Laure de La Raudière se rendra dans la Drôme pour participer à un Comité départemental de concertation et de suivi cuivre, visiter un chantier de renforcement cuivre d’Orange et rencontrer les « référents cuivre » des intercommunalités drômoises. Cette visite intervient un peu moins d’un an après un premier déplacement, le 26 mars 2021, à l’invitation de Célia de Lavergne, député de la 3ème circonscription. La présidente de l’Arcep s’était engagée, auprès des élus, à revenir pour discuter avec eux des actions concrètes réalisés par Orange depuis un an et mesurer sur le terrain les résultats obtenus.

28 février au 3 mars 2022, Barcelone

Mobile World Congress

Le Mobile World Congress (MWC), la grande messe mondiale des mobiles, se déroulera à Barcelone du 28 février au 3 mars.
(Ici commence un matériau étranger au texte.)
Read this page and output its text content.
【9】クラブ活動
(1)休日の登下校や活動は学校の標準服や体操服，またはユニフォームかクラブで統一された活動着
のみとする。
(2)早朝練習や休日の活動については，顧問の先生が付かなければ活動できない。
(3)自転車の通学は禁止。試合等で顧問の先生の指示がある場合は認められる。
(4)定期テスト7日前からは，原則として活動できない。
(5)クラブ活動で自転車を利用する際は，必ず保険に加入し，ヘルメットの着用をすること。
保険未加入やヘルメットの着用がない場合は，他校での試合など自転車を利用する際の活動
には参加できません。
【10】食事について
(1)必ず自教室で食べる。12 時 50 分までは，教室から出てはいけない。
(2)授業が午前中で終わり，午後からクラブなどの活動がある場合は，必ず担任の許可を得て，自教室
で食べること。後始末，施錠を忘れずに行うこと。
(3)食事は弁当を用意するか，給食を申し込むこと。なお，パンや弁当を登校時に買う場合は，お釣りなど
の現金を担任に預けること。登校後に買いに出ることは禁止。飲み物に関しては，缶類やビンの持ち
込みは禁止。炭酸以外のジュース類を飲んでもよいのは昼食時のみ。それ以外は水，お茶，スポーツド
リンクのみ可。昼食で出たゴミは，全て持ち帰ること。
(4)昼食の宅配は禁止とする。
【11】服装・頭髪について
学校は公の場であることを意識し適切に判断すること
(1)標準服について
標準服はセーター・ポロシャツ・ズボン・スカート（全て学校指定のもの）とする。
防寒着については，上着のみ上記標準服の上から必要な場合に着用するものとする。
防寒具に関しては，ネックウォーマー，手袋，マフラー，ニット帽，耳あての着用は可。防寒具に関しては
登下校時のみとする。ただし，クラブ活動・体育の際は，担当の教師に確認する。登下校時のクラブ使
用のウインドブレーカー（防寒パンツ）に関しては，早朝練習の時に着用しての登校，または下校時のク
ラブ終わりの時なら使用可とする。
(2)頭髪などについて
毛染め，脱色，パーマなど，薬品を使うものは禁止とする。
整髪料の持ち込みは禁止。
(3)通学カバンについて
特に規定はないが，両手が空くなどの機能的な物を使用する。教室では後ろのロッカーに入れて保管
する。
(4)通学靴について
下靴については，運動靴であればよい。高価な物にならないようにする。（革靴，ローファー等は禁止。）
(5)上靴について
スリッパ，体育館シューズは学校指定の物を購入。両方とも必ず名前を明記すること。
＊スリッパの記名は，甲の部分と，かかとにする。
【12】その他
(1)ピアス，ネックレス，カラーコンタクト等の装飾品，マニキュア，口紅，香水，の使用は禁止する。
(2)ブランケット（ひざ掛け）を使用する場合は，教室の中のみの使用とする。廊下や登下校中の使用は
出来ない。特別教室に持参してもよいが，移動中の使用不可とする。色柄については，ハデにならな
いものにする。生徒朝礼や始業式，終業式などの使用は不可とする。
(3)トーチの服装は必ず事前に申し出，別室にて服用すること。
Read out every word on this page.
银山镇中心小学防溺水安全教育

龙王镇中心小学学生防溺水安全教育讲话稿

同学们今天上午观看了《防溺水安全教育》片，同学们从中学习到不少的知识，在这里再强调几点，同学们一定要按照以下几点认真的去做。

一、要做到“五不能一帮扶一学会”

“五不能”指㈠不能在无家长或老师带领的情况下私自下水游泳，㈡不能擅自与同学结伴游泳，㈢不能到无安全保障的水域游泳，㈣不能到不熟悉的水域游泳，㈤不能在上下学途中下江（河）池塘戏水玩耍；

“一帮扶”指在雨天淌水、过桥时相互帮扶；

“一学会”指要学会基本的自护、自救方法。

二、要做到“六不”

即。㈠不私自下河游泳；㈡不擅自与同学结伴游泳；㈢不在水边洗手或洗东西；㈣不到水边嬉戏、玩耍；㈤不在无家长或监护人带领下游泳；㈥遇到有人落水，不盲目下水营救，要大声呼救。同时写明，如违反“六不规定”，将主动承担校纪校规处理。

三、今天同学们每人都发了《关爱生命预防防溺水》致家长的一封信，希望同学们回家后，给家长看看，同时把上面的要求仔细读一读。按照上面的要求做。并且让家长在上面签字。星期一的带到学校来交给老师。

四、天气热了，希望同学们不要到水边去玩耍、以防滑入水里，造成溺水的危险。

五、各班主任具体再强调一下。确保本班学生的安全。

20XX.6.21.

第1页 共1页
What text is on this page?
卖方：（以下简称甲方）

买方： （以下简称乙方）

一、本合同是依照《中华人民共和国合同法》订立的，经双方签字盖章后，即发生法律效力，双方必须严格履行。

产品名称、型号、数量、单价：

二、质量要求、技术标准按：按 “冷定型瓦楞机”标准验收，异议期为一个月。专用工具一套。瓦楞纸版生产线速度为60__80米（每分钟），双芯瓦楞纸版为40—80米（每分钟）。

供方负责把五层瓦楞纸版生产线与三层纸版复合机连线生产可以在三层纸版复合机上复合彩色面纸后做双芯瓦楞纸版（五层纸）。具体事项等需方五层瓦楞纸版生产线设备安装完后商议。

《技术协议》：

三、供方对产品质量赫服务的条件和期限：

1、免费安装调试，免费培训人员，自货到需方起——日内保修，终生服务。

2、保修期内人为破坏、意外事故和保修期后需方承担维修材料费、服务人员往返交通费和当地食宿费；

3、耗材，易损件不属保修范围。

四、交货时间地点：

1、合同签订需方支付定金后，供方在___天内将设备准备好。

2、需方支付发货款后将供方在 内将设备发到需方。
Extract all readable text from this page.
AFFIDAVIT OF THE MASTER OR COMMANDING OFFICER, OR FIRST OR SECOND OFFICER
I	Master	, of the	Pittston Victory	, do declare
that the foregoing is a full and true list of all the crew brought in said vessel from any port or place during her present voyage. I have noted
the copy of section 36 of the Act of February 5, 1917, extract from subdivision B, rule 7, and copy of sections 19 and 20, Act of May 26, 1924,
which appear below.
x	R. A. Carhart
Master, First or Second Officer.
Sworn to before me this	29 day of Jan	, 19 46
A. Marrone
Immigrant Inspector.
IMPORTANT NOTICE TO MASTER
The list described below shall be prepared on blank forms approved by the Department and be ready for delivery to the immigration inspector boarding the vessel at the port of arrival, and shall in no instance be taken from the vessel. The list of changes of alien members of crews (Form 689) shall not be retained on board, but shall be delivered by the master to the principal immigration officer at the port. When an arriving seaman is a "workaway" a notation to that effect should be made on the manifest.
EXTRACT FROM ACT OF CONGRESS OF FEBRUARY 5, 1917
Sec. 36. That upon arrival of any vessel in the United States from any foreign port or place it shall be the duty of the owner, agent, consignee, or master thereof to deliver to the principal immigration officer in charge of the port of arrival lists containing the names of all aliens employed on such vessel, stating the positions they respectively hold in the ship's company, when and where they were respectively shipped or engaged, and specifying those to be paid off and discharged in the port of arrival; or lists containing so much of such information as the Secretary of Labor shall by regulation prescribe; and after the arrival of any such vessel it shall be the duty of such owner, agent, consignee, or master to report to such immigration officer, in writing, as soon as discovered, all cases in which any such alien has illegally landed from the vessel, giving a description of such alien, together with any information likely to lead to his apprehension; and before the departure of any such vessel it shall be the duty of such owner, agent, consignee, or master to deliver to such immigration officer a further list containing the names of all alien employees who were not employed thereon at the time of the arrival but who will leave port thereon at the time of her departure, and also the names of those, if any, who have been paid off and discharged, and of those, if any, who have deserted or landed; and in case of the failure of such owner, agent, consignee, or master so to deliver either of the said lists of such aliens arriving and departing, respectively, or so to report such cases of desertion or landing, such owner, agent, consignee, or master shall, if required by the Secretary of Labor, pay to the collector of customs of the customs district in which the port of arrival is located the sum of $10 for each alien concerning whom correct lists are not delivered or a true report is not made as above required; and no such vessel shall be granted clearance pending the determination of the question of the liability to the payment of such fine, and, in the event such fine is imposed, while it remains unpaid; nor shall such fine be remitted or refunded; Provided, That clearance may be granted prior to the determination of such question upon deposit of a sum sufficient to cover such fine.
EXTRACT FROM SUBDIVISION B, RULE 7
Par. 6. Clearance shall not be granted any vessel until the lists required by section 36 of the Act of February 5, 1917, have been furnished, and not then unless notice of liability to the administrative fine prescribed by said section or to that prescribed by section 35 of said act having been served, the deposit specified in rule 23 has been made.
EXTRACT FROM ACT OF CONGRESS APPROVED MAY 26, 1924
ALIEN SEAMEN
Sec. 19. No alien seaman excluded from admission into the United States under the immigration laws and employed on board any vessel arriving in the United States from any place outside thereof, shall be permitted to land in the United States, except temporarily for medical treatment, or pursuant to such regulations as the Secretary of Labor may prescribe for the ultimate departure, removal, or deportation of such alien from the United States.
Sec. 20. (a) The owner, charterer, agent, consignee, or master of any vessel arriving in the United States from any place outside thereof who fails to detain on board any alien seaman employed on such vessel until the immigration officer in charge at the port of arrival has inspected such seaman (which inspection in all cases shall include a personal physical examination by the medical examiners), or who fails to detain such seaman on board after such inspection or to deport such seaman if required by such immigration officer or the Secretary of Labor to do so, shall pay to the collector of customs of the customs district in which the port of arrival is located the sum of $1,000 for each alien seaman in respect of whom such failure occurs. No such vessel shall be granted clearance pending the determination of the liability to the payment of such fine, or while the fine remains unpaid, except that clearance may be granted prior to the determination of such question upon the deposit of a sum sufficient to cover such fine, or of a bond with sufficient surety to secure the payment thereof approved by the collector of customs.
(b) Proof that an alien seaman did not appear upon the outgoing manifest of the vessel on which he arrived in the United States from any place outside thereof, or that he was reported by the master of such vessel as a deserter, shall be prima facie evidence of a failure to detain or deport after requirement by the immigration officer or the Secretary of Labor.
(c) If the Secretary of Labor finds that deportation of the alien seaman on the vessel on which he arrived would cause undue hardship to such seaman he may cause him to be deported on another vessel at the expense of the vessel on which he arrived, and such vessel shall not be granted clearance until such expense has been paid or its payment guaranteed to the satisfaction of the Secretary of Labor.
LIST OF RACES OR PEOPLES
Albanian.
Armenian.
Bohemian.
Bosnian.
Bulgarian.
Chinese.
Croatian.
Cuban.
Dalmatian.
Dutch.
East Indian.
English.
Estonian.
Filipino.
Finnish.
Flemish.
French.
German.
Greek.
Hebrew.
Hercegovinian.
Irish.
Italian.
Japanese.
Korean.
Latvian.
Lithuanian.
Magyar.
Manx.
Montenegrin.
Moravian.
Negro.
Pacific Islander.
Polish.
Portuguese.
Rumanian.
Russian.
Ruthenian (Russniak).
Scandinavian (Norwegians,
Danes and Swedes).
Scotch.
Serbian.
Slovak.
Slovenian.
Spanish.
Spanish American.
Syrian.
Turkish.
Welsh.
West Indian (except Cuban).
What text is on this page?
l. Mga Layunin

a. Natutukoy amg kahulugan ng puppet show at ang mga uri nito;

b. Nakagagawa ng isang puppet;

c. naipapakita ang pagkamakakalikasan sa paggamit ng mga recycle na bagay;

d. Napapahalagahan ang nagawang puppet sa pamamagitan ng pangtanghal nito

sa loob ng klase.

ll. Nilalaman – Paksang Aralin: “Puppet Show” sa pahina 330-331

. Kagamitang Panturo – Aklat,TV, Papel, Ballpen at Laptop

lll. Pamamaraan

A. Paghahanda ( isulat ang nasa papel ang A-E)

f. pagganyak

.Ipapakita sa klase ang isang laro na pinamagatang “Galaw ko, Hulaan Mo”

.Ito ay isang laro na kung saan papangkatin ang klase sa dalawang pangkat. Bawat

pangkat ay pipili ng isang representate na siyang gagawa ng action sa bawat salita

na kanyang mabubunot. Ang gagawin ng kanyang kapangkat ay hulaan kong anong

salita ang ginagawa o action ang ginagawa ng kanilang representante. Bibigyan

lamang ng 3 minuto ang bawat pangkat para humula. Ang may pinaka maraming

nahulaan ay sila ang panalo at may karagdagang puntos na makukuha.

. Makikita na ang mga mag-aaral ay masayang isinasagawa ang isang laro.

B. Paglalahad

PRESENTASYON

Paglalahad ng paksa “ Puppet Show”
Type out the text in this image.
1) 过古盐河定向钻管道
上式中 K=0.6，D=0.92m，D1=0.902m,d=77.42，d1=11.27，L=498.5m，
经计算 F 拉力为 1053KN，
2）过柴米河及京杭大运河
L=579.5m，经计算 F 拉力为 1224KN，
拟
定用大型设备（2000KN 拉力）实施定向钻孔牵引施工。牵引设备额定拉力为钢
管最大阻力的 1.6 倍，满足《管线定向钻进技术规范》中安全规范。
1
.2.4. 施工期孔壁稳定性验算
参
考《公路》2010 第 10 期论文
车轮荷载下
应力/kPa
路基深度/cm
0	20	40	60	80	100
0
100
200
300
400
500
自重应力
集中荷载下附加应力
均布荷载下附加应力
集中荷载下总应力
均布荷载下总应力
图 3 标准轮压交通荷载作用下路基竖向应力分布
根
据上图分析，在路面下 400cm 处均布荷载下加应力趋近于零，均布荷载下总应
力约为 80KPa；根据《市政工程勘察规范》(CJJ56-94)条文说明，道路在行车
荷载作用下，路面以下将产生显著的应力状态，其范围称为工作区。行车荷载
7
Laure de La Raudière y sera présente du 1er au 3 mars. Cette 16ème édition du MWC sera celle du retour en présentiel de l'ensemble de l'écosystème de la téléphonie mobile, avec sept des huit pavillons du palais des congrès de Barcelone occupés cette année. Jusqu'à 60.000 participants sont attendus, ont annoncé les organisateurs.

En savoir plus

8 mars 2022, Nevers

Conseil informel des ministres européens des télécoms

Dans le cadre de la Présidence Française de l'Union Européenne, un conseil informel des ministres européens des télécoms se tiendra le 8 mars à Nevers, dans le département de la Nièvre. Il réunira l’écosystème numérique, en particulier des startups du secteur. Laure de La Raudière fera le déplacement et interviendra sur la thématique « transition numérique et environnementale ».

24 mars 2022, Palaiseau

Visite du campus de l’Institut Polytechnique

Avant une visite du campus de l’Institut Polytechnique de Paris à Palaiseau, en compagnie de Serge Abiteboul, Emmanuel Gabla et François Lions, membres du collège de l’Arcep, Laure de La Raudière interviendra devant les étudiants de Télécom Paris Tech pour présenter, aux cotés de trois autres femmes ingénieurs des télécommunications, son parcours professionnel. Cette intervention s’inscrit dans le cadre de la manifestation "We are the future" organisée par le Forum Netexplo, l’UNESCO & Télécom Paris le 12 avril prochain.